What happens to the water network in the wake of hurricanes and floods?
Just days after Hurricane Harvey dumped over 50 inches of rain on the American state of Texas causing the deaths of 60 people and delivering billions of dollars worth of damage to homes and property, Hurricane Irma has wreaked havoc in the Caribbean with the most powerful Atlantic storm in recorded history.
Hurricanes are the atmosphere’s attempt to move heat from the warm equatorial regions toward the cold polar regions. They are large, swirling storms and can produce winds of 75mph or more. Formed over warm ocean waters, if a hurricane reaches land it can push a wall of seawater ashore and cause a storm surge. It’s not unusual for the heavy rain and storm surge from a hurricane to result in flooding.
But what impact do hurricanes and storms and the consequent flooding they produce have on a country’s infrastructure and its wastewater network?
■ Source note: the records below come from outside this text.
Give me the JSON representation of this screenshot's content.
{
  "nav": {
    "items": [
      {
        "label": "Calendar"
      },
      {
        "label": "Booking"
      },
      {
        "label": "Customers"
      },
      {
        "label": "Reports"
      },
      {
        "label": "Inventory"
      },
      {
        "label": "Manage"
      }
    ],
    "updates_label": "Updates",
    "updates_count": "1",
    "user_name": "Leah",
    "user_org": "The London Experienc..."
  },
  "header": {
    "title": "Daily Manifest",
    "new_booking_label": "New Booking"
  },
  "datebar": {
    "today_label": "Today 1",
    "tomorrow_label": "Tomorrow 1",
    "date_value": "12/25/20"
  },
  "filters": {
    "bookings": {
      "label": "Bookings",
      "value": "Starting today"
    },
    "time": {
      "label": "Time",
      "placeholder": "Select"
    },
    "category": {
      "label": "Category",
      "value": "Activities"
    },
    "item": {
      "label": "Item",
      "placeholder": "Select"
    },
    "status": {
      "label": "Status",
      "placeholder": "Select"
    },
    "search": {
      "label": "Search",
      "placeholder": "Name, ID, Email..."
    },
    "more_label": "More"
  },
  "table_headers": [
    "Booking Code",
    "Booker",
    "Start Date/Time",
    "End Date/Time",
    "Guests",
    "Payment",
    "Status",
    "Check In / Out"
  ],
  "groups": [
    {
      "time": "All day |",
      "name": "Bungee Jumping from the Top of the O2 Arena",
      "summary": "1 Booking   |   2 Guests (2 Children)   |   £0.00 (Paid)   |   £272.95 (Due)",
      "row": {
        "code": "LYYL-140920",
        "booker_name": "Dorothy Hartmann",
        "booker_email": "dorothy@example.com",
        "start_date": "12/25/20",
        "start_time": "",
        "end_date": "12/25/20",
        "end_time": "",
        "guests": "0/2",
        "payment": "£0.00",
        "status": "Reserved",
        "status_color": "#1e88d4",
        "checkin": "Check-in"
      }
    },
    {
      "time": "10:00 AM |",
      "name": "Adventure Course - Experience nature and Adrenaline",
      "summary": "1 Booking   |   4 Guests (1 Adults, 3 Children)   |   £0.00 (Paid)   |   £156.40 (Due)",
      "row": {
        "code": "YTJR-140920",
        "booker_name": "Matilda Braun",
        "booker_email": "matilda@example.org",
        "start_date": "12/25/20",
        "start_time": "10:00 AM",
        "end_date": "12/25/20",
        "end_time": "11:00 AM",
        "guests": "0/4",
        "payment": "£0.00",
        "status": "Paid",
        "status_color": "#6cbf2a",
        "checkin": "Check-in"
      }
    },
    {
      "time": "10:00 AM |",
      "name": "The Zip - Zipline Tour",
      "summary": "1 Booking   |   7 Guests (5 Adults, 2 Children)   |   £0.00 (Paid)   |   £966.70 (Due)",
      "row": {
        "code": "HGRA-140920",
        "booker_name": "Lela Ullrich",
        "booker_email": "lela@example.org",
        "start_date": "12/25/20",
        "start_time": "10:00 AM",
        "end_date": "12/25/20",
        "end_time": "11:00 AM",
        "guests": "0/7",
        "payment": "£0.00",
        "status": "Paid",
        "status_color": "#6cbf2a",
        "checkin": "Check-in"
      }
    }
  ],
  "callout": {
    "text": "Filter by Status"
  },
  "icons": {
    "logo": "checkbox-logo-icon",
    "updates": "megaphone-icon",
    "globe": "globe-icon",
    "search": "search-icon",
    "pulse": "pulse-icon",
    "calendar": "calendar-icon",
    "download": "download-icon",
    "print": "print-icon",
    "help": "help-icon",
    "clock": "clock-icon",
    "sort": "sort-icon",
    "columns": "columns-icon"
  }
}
We caught up with Flood Risk Manager, Chris Walker to find out more.
“The impact on critical infrastructure is described in one of two ways: bad or catastrophic and the actual force of flooding and water rise created will determine the category the impact falls under.
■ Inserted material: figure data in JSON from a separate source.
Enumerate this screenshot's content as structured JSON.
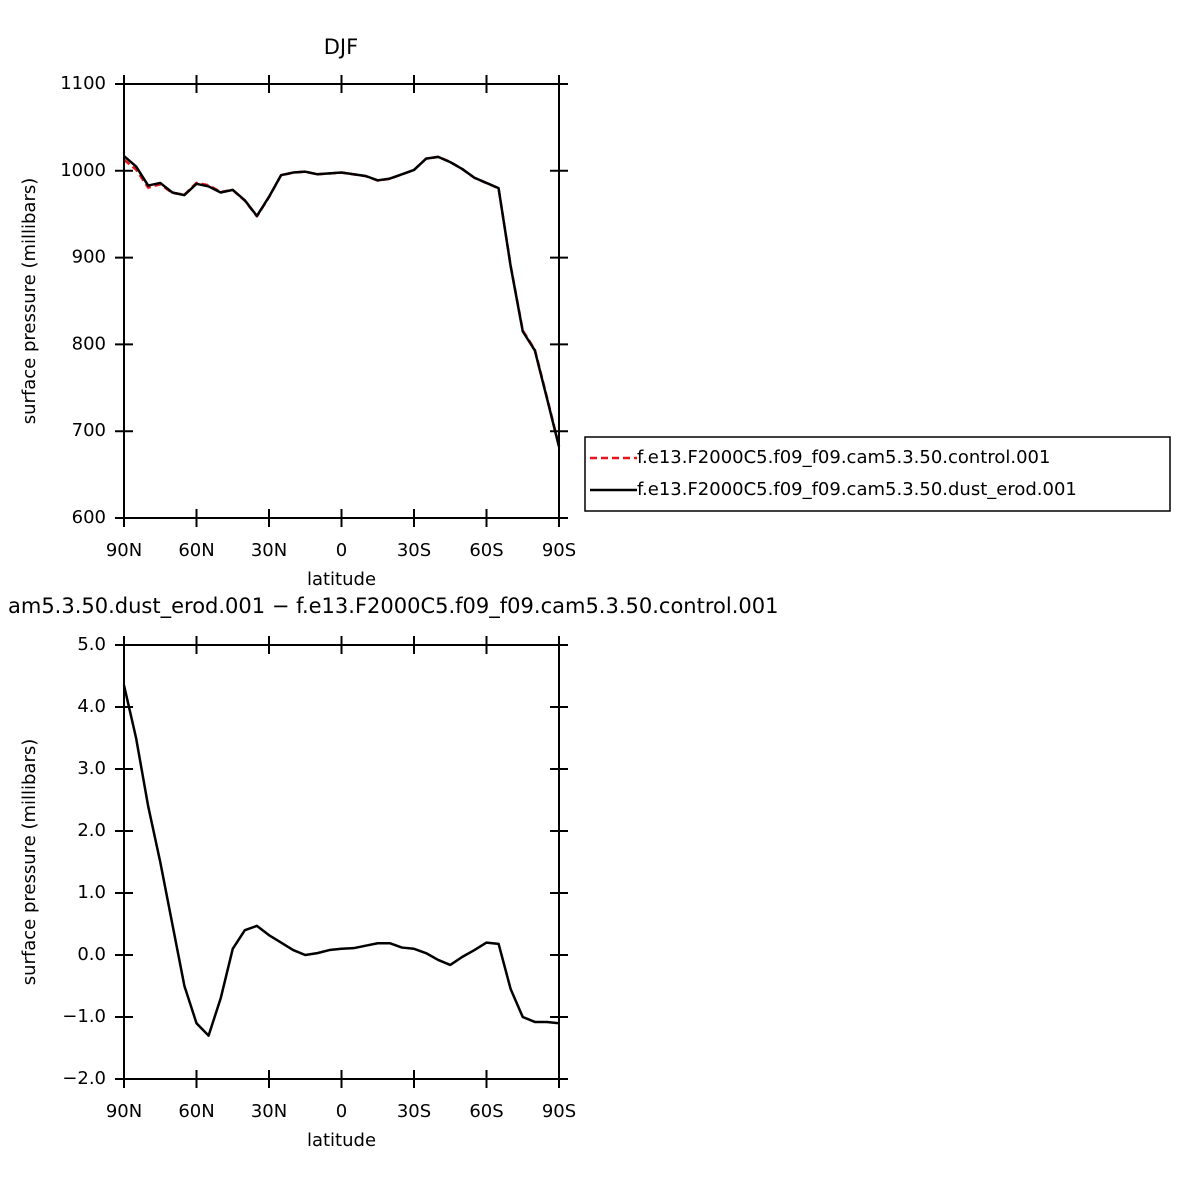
{
  "chart_data": [
    {
      "type": "line",
      "title": "DJF",
      "xlabel": "latitude",
      "ylabel": "surface pressure (millibars)",
      "x": [
        90,
        85,
        80,
        75,
        70,
        65,
        60,
        55,
        50,
        45,
        40,
        35,
        30,
        25,
        20,
        15,
        10,
        5,
        0,
        -5,
        -10,
        -15,
        -20,
        -25,
        -30,
        -35,
        -40,
        -45,
        -50,
        -55,
        -60,
        -65,
        -70,
        -75,
        -80,
        -85,
        -90
      ],
      "series": [
        {
          "name": "f.e13.F2000C5.f09_f09.cam5.3.50.control.001",
          "color": "#e8141a",
          "linestyle": "dashed",
          "values": [
            1012.7,
            1001.5,
            980.6,
            984.5,
            974.5,
            972.5,
            986.1,
            983.3,
            975.7,
            977.9,
            965.6,
            947.5,
            969.7,
            994.8,
            997.9,
            999,
            996,
            996.9,
            997.9,
            995.9,
            993.9,
            988.8,
            990.8,
            995.9,
            1000.9,
            1014,
            1016.1,
            1010.2,
            1002,
            991.9,
            985.8,
            979.8,
            890.6,
            816,
            794.1,
            739.1,
            683.1
          ]
        },
        {
          "name": "f.e13.F2000C5.f09_f09.cam5.3.50.dust_erod.001",
          "color": "#000000",
          "linestyle": "solid",
          "values": [
            1017,
            1005,
            983,
            986,
            975,
            972,
            985,
            982,
            975,
            978,
            966,
            948,
            970,
            995,
            998,
            999,
            996,
            997,
            998,
            996,
            994,
            989,
            991,
            996,
            1001,
            1014,
            1016,
            1010,
            1002,
            992,
            986,
            980,
            890,
            815,
            793,
            738,
            682
          ]
        }
      ],
      "xlim": [
        90,
        -90
      ],
      "xticks": [
        {
          "value": 90,
          "label": "90N"
        },
        {
          "value": 60,
          "label": "60N"
        },
        {
          "value": 30,
          "label": "30N"
        },
        0,
        {
          "value": -30,
          "label": "30S"
        },
        {
          "value": -60,
          "label": "60S"
        },
        {
          "value": -90,
          "label": "90S"
        }
      ],
      "ylim": [
        600,
        1100
      ],
      "yticks": [
        600,
        700,
        800,
        900,
        1000,
        1100
      ],
      "legend": "outside right"
    },
    {
      "type": "line",
      "title": "am5.3.50.dust_erod.001 − f.e13.F2000C5.f09_f09.cam5.3.50.control.001",
      "xlabel": "latitude",
      "ylabel": "surface pressure (millibars)",
      "x": [
        90,
        85,
        80,
        75,
        70,
        65,
        60,
        55,
        50,
        45,
        40,
        35,
        30,
        25,
        20,
        15,
        10,
        5,
        0,
        -5,
        -10,
        -15,
        -20,
        -25,
        -30,
        -35,
        -40,
        -45,
        -50,
        -55,
        -60,
        -65,
        -70,
        -75,
        -80,
        -85,
        -90
      ],
      "series": [
        {
          "color": "#000000",
          "linestyle": "solid",
          "values": [
            4.35,
            3.5,
            2.4,
            1.5,
            0.5,
            -0.5,
            -1.1,
            -1.3,
            -0.7,
            0.1,
            0.4,
            0.47,
            0.32,
            0.2,
            0.08,
            0.0,
            0.03,
            0.08,
            0.1,
            0.11,
            0.15,
            0.19,
            0.19,
            0.12,
            0.1,
            0.03,
            -0.08,
            -0.16,
            -0.03,
            0.08,
            0.2,
            0.18,
            -0.55,
            -1.0,
            -1.08,
            -1.08,
            -1.1
          ]
        }
      ],
      "xlim": [
        90,
        -90
      ],
      "xticks": [
        {
          "value": 90,
          "label": "90N"
        },
        {
          "value": 60,
          "label": "60N"
        },
        {
          "value": 30,
          "label": "30N"
        },
        0,
        {
          "value": -30,
          "label": "30S"
        },
        {
          "value": -60,
          "label": "60S"
        },
        {
          "value": -90,
          "label": "90S"
        }
      ],
      "ylim": [
        -2,
        5
      ],
      "yticks": [
        {
          "value": -2,
          "label": "−2.0"
        },
        {
          "value": -1,
          "label": "−1.0"
        },
        {
          "value": 0,
          "label": "0.0"
        },
        {
          "value": 1,
          "label": "1.0"
        },
        {
          "value": 2,
          "label": "2.0"
        },
        {
          "value": 3,
          "label": "3.0"
        },
        {
          "value": 4,
          "label": "4.0"
        },
        {
          "value": 5,
          "label": "5.0"
        }
      ]
    }
  ]
}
“There are a variety of measures that can be implemented in the event of a hurricane or severe storm to try and lessen its impact. In high flood situations, for example, reservoirs will be drained to make room for any surface water run off from hills and high ground areas. This tactic helps to restrict the amount of water cascading through towns, cities and rural areas where people, homes and properties are most at risk.
“At the same time, the Environment Agency can order water companies to turn off any infrastructure, such as a pumping station or sewage treatment works, that may become damaged due to flood water. This will undoubtedly have been the case with both Hurricanes Harvey and Irma.
“When an area floods, the first impact is that the clean water and treated water can become contaminated. Pumping contaminated water to households could have unimaginable consequences, especially if the house is cut off from the outside world. The temptation to help yourself to drink of water from the tap would be irresistible and potentially life threatening.
“When clean water and waste water are mixed there is a time window of approximately 24 hours before the first level of bacteria turns nasty. 72 hours into a flood situation, there is potential for a huge contamination problem as the water has still not been treated because the infrastructure remains in shut down: clean water is mixing freely with waste and run off water and bacteria is now thriving. During this time, contaminated water can also seep into water pipes making the water already in the pipes non-potable. It is for this very reason that aid requests of bottled water are always made in a flood situation, irrespective of global location.
“Here in the UK, organisations and businesses from National Grid UK and BT to water companies and council have emergency procedures in place to deal with major storm events and consequent flooding. For instance, Skegness and many other coastal areas have fully signposted Evacuation Routes or ‘ERs’. If a tidal surge is imminent and evacuation is required, those living and working in the area are ordered by the authorities to follow the ER routes to safe places. These are usually football stadiums, hospitals and even churches.
“Pre-planning for such events includes the identification of high-grounded areas in which safe refuge can be sought as well as regular crisis scenario training for emergency services personnel, coastguard, water company site crews etc.
“Over recent years the UK has suffered several devastating floods and many important lessons have been learnt. Major changes and improvements have been made in many areas in an attempt to prevent or lessen the consequences of flooding if it occurs.
“For example, when parts of Yorkshire were hit by flooding in 2015, the Yorkshire ambulance service lost communications after hundreds of the green communications cabinets you see on UK streets were flooded, cutting airwaves, signal and all forms of communication. Named the ‘Black Hour’ the ambulance service literally had no means of communication and was unable to effectively co-ordinate its operation.
“As a result, BT, the company that owns and manages those green communications cabinets, installed watertight boxes across the nation in their place. So, when you see a BT operative working on one of those cabinets remember that it is actually watertight and, once shut, the seal cannot be penetrated by floodwater thus ensuring the airwaves remain open in the event of a flood.”